William Dalrymple, Spectator

‘Empire as unmitigated arrogance and exploitation is too simple an answer for David Gilmour in The British in India. The depth of his research uncovers nuance and complexity among colonial lives in the subcontinent and a startling degree of osmosis between the imperial cohort and the cultures it dominated.’

Jonathan Keates, Times Literary Supplement

‘David Gilmour’s The British in India is a work of scholarship that is also a delight to read. The subject – the men and women who, for 300 years, abandoned Britain in favour of India – is, in itself, a guarantee of excitement and intrigue, but Gilmour writes about each character – fortune hunter missionary or public servant with a vivid familiarity.

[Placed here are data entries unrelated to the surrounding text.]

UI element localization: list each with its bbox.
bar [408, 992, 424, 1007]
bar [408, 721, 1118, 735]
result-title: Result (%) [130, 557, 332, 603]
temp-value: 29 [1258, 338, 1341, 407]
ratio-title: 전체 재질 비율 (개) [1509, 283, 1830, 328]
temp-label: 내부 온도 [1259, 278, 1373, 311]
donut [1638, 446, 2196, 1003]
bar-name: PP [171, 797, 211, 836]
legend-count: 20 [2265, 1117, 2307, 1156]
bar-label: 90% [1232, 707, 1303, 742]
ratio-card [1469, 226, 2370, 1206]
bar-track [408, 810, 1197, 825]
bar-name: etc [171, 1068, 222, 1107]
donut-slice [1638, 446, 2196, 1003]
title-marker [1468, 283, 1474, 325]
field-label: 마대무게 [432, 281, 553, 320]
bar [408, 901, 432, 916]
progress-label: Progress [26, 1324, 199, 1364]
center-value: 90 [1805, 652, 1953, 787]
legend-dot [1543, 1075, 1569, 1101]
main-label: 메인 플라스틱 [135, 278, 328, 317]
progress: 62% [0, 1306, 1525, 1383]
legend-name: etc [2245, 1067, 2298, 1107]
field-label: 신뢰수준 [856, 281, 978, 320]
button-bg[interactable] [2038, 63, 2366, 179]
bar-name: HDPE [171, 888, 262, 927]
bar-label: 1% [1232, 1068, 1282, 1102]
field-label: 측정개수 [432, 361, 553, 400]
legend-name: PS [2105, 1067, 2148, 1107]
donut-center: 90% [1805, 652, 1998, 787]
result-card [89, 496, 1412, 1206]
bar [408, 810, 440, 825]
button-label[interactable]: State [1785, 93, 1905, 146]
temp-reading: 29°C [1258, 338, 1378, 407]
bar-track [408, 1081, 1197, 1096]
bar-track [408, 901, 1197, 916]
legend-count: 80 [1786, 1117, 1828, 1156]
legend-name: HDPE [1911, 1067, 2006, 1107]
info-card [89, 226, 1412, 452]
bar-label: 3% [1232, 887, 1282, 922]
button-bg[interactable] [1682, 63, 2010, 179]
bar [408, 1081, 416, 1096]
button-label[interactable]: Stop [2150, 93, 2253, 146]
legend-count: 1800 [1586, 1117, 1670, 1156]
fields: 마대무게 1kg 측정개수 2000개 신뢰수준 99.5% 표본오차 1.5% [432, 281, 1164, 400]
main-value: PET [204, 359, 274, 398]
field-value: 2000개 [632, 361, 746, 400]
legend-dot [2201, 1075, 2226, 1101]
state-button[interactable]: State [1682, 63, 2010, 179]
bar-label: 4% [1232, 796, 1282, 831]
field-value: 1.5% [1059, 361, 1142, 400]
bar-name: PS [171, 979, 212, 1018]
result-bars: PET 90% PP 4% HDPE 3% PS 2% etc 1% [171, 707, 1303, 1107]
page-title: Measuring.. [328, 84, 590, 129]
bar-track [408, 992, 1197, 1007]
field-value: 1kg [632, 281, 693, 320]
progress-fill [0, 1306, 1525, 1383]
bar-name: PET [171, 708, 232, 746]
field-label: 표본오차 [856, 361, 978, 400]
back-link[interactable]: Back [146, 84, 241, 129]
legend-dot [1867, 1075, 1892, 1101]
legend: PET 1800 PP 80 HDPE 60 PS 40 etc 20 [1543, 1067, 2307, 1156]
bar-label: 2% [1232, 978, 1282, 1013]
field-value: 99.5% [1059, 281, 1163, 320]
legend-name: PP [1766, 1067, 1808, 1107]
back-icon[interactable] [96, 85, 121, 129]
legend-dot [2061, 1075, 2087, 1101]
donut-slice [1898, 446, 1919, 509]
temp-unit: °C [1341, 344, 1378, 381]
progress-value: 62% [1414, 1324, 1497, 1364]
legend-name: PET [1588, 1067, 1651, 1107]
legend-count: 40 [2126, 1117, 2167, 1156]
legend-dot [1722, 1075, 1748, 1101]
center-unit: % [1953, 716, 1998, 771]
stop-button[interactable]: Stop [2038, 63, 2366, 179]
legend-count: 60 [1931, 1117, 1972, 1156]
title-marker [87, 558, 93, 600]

Readers who look for vindication of the Raj or a condemnation of imperialism will be disappointed. What Gilmour offers is the story of extraordinary lives inspired, I suspect, by the same fascination that moved so many Britons to make India their home.’

Roy Hattersley, New Statesman

‘Imperialism in all its forms continues to provoke lively debate. This year David Gilmour has made a major contribution to that discussion with his magisterial The British in India. In this superb book he examines the motivations of British residents of India during the Raj. He looks at what they did, where they lived and how they died. What particularly strikes one is how few they were in number, and how remarkable it was that they governed so vast an area for so long. It is a fascinating story, explored with rigorous scholarship and intensely readable.’

Alexander McCall Smith, New Statesman

 

‘Taking in everything from shopping to hunting and holidays, Gilmour’s exploration of two centuries of British life in India teems with colour. Massively researched and drolly observed, his book is tremendous feat of scholarship, but at its heart are the stories of individuals: explorers, civil servants, soldiers and missionaries, all described with wit and sympathy.’